My dog died today. We found him dead at lunch time. To compound things I found out right before leaving the office that I needed to be in two places at the same time right after lunch. I was scheduled for Court in Ventura at 1:30 p.m. and got a call that the DA was filing on another client in the Juvenile Court over in Oxnard and setting the hearing for 1:30 p.m. No big deal I had my Assistant call the Ventura Court and tell them I would be running late.
But there I was – I was supposed to be having lunch – but instead my dog was dead – my wife was emotional – okay my wife was hysterical! – and I had to go back to work and I still needed some lunch (when I say I NEEDED SOME LUNCH – I mean it – I am diabetic and must eat regularly in order to keep my blood sugar level.)
So I wrapped up my dog so the wife wouldn’t have to – I managed to force down a sandwich – kissed my wife and gave her a big hug – and headed off to Court – of course on the way I broke down and cried like a baby remembering my dog – his name is Dillon.
When I got to court and got out of my car I could feel something – I can only describe it as a feeling of professionalism – it totally took over my mind and body – I went from being a bowl of Jell-0 to being an attorney again. My mind focused on the task at hand and as I entered the courthouse nobody else could tell there was an emotional volcano inside me.
Fortunately I beat the client to court and had time to speak with the Bailiff, clerk and DA before the client arrived. The client was of course emotional because his son was being held in custody and we were there to try and get the judge to release the son. He also believed the police and prosecutor were out to get his son and I needed to calm him down before he spoke to the judge. The DA was objecting and we needed to focus on what we would say to convince the judge.
To make things worse – after the DA handling the matter stated his objections – the senior DA from the Juvenile Unit asked to address the court and again reiterate the people’s objection to release of my client. It all seems like a blur now – but somehow I did what needed to be done and said what needed to be said and the judge agreed to release my client to his father.
I hurried over to Ventura and handled my case – it was a snap – we already knew the Probation Department wanted more time to complete their report and so we continued the matter – I went to the clerk’s office and handled some business for another client – then went home to help my wife with our dog.
Driving home it occurred to me what I had just been through – it was, in many ways, a typical day – except that I felt numb like the whole experience was not real – and I wondered how on earth I managed to handle my clients’ matters competently in my emotional state. The answer I believe is training, experience and procedures.
I’ve trained – well all my life really – to be a lawyer. Law school was the formal training, but when I stop and reflect, many times I have decided to do or not do something because I felt it would either help or hinder me in my quest to become an attorney.
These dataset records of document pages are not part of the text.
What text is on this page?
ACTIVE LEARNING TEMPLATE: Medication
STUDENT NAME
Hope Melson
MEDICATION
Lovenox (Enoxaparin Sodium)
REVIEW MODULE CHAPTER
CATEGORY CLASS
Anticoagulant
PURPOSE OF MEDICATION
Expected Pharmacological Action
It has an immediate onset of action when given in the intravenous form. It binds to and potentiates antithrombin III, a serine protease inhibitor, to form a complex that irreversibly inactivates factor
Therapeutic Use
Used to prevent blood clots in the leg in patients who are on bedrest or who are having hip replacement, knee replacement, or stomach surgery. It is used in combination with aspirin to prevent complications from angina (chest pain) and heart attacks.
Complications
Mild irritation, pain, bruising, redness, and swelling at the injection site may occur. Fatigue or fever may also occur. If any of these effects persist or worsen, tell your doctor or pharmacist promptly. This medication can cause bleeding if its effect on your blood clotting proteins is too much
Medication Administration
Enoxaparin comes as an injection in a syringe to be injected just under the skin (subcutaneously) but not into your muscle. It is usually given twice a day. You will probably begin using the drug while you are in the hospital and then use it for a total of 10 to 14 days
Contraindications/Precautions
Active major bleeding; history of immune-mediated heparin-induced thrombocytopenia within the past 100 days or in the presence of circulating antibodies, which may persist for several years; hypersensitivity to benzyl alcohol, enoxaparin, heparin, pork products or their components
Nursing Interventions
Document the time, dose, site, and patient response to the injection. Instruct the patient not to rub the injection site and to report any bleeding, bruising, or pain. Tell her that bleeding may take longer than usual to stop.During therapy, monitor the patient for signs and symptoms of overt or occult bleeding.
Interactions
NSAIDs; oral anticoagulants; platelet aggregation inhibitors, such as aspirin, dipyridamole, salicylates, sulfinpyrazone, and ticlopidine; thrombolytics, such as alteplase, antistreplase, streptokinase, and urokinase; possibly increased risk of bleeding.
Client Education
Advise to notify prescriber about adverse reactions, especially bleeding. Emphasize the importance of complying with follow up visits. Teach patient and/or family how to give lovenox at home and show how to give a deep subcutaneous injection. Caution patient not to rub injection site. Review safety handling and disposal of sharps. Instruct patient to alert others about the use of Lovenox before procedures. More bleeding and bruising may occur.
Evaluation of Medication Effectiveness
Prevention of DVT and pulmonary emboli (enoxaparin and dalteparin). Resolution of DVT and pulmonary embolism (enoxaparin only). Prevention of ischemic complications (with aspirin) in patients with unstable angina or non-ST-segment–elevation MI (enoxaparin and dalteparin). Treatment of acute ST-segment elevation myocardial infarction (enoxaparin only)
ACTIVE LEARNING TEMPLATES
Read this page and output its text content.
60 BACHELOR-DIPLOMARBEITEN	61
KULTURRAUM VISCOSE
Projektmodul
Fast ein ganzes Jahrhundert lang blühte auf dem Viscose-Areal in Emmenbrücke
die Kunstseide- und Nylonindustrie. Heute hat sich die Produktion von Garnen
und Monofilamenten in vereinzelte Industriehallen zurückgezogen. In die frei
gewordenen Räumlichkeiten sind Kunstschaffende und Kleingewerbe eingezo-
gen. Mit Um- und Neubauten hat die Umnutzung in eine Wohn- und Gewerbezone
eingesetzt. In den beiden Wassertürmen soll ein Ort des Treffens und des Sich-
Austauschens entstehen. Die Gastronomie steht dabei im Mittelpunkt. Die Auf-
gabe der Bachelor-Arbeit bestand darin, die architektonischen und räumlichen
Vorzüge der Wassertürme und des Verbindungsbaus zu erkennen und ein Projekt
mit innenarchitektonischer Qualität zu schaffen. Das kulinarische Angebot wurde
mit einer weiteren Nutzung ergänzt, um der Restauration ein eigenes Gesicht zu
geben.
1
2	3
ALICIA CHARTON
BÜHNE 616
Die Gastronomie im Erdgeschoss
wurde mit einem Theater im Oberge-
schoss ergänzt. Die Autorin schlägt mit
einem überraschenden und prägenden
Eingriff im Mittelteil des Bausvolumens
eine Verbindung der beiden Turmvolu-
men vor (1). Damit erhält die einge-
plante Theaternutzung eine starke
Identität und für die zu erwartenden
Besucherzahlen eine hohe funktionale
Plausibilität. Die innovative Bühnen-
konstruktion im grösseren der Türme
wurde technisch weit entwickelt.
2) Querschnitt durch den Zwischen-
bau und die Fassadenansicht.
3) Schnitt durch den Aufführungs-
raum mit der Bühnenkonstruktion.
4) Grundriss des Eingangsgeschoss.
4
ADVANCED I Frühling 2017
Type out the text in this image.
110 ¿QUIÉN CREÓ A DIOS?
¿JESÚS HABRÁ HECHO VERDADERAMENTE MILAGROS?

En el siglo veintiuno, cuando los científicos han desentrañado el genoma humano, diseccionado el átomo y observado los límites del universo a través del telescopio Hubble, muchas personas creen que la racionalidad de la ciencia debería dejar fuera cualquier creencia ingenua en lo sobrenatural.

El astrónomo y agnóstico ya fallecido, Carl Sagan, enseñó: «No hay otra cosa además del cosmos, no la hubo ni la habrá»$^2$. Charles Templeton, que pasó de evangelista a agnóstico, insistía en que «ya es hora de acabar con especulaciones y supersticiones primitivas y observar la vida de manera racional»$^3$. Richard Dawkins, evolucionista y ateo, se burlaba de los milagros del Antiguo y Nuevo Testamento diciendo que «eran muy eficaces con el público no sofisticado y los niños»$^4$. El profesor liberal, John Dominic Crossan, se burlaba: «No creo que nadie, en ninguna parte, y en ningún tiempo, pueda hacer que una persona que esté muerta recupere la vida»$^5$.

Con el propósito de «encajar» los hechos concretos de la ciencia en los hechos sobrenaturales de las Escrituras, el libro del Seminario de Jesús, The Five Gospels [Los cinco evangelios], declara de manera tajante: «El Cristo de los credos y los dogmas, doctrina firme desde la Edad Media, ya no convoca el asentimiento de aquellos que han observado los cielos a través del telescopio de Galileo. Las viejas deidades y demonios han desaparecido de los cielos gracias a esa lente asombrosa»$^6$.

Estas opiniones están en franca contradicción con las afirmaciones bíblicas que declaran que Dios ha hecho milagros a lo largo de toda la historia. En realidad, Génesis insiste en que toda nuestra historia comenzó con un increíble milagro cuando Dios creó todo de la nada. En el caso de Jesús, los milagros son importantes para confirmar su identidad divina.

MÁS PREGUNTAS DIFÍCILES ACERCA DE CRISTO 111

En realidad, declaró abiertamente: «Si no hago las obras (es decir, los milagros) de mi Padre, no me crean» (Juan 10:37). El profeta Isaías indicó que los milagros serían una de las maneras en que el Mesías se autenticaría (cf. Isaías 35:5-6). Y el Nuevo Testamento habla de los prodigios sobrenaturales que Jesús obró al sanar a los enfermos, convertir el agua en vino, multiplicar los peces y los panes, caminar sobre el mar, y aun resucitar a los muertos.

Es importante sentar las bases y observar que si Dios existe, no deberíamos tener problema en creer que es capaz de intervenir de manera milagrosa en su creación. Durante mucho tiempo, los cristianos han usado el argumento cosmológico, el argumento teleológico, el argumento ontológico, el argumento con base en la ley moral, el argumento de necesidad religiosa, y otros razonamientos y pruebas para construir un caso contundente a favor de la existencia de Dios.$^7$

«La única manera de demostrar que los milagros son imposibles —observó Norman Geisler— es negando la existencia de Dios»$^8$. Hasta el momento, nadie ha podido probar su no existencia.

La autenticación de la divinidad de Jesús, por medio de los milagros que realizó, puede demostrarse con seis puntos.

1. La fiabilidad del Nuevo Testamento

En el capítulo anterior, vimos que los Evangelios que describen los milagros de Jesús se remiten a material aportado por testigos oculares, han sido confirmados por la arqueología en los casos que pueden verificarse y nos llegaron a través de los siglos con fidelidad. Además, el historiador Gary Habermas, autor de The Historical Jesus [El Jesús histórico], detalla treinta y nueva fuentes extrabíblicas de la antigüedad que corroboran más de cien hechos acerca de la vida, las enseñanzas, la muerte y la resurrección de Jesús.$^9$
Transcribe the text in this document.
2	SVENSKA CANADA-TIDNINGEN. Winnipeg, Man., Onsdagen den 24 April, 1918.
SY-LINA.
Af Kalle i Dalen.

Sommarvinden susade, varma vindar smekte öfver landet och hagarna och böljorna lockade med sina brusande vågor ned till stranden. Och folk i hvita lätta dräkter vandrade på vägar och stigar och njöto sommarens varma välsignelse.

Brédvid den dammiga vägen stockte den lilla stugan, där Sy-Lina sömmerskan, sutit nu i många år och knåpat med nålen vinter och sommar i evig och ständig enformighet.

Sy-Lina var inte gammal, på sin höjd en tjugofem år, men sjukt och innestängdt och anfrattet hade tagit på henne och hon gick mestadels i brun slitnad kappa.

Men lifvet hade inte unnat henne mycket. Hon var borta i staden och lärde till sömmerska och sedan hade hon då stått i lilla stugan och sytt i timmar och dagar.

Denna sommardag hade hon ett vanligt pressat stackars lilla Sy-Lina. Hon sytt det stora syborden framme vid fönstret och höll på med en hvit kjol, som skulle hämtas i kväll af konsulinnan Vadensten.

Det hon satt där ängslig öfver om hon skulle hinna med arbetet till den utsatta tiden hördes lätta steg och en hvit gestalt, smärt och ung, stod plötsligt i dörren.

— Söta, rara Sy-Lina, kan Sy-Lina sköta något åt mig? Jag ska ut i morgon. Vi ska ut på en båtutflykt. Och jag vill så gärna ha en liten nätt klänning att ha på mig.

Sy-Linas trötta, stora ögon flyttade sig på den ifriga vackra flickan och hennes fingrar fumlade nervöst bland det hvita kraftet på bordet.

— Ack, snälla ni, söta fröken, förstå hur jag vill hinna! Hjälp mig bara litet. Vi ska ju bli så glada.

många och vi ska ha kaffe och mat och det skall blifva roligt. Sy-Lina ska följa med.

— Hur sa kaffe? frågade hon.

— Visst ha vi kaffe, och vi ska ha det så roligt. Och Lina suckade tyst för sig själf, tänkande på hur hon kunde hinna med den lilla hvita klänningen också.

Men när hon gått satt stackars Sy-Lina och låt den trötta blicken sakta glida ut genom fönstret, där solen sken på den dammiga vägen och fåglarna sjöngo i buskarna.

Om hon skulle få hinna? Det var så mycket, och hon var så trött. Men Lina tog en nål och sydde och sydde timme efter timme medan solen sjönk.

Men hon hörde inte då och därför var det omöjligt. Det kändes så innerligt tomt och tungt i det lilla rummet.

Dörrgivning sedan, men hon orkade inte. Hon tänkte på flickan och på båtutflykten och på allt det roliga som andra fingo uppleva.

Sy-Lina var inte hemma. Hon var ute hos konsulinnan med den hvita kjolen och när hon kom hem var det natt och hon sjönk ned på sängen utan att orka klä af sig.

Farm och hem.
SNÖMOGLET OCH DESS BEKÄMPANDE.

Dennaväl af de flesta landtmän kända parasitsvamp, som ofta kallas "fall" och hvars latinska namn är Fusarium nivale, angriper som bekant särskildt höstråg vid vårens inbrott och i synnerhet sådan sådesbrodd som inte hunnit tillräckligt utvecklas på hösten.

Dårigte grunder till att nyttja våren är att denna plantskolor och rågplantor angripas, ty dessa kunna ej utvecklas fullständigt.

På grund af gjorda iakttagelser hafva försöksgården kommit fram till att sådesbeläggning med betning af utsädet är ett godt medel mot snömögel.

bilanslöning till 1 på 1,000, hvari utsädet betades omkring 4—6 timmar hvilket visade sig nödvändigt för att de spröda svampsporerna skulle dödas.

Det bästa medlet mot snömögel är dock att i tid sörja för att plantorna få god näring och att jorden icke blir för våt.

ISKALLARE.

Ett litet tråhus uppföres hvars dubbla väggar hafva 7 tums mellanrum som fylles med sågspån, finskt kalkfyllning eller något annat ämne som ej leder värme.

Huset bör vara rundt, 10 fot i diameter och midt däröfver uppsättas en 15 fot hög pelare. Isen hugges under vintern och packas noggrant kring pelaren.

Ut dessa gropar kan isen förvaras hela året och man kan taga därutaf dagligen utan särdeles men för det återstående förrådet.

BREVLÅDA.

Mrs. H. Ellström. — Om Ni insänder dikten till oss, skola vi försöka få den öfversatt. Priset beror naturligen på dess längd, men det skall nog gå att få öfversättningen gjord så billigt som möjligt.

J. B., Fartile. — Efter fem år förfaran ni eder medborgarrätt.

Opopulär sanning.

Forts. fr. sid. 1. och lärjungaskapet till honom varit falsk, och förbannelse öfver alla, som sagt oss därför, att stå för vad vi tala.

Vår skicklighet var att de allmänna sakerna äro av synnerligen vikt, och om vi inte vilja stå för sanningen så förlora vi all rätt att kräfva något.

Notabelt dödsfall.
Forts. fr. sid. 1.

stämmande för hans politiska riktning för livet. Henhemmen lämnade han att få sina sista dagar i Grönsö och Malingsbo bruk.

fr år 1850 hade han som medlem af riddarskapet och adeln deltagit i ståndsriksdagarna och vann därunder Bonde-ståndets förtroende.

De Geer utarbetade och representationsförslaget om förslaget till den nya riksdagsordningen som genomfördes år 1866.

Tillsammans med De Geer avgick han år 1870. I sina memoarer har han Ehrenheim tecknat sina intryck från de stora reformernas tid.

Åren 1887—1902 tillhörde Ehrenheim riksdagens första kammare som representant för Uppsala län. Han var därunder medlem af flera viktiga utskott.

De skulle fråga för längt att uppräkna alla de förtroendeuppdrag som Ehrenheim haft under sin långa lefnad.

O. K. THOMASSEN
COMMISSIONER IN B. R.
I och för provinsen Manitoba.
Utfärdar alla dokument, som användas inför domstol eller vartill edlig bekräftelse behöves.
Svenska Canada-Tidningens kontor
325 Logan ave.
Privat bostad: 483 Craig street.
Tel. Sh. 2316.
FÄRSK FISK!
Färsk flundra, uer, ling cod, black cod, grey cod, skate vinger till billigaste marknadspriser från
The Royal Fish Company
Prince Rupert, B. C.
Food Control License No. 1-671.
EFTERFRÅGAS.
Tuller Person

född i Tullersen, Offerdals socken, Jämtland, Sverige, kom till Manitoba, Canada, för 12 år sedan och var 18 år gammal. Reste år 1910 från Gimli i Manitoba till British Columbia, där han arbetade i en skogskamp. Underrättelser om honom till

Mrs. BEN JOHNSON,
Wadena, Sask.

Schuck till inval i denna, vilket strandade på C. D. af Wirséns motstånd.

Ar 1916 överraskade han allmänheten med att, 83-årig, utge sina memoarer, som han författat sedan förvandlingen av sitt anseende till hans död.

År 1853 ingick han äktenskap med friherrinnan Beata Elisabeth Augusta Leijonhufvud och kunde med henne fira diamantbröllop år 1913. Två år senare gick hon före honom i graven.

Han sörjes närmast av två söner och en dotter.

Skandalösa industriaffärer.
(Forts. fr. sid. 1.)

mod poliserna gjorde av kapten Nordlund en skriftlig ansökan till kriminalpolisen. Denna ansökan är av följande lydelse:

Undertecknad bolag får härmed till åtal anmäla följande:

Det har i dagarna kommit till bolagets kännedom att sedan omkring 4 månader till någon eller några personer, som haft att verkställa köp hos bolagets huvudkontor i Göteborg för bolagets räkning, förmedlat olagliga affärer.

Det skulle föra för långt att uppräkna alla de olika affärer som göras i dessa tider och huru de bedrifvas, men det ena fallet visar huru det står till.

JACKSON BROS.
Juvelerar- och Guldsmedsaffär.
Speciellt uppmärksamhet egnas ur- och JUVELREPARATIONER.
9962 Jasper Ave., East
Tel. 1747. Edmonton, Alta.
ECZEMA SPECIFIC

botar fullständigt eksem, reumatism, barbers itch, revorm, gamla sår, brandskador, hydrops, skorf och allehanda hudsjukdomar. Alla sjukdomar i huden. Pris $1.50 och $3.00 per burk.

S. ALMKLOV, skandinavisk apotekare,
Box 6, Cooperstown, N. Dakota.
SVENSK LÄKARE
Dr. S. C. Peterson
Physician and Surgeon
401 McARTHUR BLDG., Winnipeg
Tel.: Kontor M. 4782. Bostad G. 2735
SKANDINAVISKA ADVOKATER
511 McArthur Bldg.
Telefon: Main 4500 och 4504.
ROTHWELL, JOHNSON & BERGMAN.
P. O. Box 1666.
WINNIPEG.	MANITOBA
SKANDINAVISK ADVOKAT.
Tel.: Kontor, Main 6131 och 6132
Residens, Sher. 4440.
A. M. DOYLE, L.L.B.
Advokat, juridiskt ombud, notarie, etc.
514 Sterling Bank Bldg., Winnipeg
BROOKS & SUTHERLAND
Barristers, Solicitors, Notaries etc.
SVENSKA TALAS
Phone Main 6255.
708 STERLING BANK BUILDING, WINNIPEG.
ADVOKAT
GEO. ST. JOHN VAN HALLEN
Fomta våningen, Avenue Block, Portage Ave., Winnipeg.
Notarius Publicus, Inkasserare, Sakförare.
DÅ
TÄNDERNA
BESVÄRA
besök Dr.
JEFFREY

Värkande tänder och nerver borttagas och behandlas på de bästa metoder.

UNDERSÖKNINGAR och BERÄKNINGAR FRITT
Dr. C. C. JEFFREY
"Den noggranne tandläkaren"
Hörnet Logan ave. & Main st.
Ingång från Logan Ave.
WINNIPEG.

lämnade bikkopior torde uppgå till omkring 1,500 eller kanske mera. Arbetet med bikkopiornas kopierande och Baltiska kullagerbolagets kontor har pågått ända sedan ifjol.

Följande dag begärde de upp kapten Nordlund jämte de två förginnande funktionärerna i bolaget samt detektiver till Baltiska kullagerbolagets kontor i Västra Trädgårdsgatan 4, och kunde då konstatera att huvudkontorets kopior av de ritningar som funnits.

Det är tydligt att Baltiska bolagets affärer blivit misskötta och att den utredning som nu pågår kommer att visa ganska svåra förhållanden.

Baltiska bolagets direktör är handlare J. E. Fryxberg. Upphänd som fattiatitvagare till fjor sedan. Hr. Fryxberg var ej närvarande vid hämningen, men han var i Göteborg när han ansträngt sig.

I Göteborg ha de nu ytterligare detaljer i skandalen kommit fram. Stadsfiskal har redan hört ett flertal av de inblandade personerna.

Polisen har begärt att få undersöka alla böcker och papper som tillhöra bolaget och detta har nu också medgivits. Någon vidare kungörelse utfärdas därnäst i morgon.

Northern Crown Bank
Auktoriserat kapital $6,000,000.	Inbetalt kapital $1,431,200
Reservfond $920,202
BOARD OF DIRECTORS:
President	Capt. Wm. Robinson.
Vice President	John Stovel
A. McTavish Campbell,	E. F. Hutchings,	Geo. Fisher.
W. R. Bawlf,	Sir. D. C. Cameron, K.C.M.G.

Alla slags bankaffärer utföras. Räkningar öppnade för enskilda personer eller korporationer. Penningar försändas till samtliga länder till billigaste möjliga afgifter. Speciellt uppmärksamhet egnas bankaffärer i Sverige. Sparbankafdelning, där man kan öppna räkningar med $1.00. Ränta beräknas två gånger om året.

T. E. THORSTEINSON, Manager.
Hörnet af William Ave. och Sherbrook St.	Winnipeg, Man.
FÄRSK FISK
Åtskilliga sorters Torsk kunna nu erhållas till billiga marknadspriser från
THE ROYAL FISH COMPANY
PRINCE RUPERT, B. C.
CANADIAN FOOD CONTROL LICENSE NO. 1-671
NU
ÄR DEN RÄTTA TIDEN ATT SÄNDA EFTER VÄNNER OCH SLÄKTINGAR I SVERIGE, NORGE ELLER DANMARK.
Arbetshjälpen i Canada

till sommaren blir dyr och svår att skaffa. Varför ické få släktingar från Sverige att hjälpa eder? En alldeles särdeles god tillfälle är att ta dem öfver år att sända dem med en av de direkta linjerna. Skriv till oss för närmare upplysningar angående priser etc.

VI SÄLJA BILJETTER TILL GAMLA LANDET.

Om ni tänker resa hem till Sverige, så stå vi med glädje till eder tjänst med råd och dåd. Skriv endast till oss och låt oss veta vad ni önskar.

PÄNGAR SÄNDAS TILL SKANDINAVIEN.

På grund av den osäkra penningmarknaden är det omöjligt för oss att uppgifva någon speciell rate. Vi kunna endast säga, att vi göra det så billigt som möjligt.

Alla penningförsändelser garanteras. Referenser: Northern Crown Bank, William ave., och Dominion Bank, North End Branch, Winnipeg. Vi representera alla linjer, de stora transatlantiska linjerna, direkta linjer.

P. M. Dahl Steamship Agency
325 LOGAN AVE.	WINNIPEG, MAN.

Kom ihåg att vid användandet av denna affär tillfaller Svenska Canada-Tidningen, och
Since becoming an attorney I have learned many lessons – mostly that there is no substitute for experience – even though I have mentors with experience to guide me there is nothing like doing something myself to really make it sink into my memory. I have been practicing law for 14 years now and I really believe that experience helped me out here.
The other element was procedures – our office trains its attorneys and paralegals on multiple procedures – calendaring – time management – information management and of course the importance of being prepared before going to court.
Because of my training and experience I was able to act impromptu to argue and convince the judge to release one client. And because of our law firm’s well established procedures I was prepared before I went to Court .
So after all that I feel like we are prepared to handle any case – anytime – no matter what!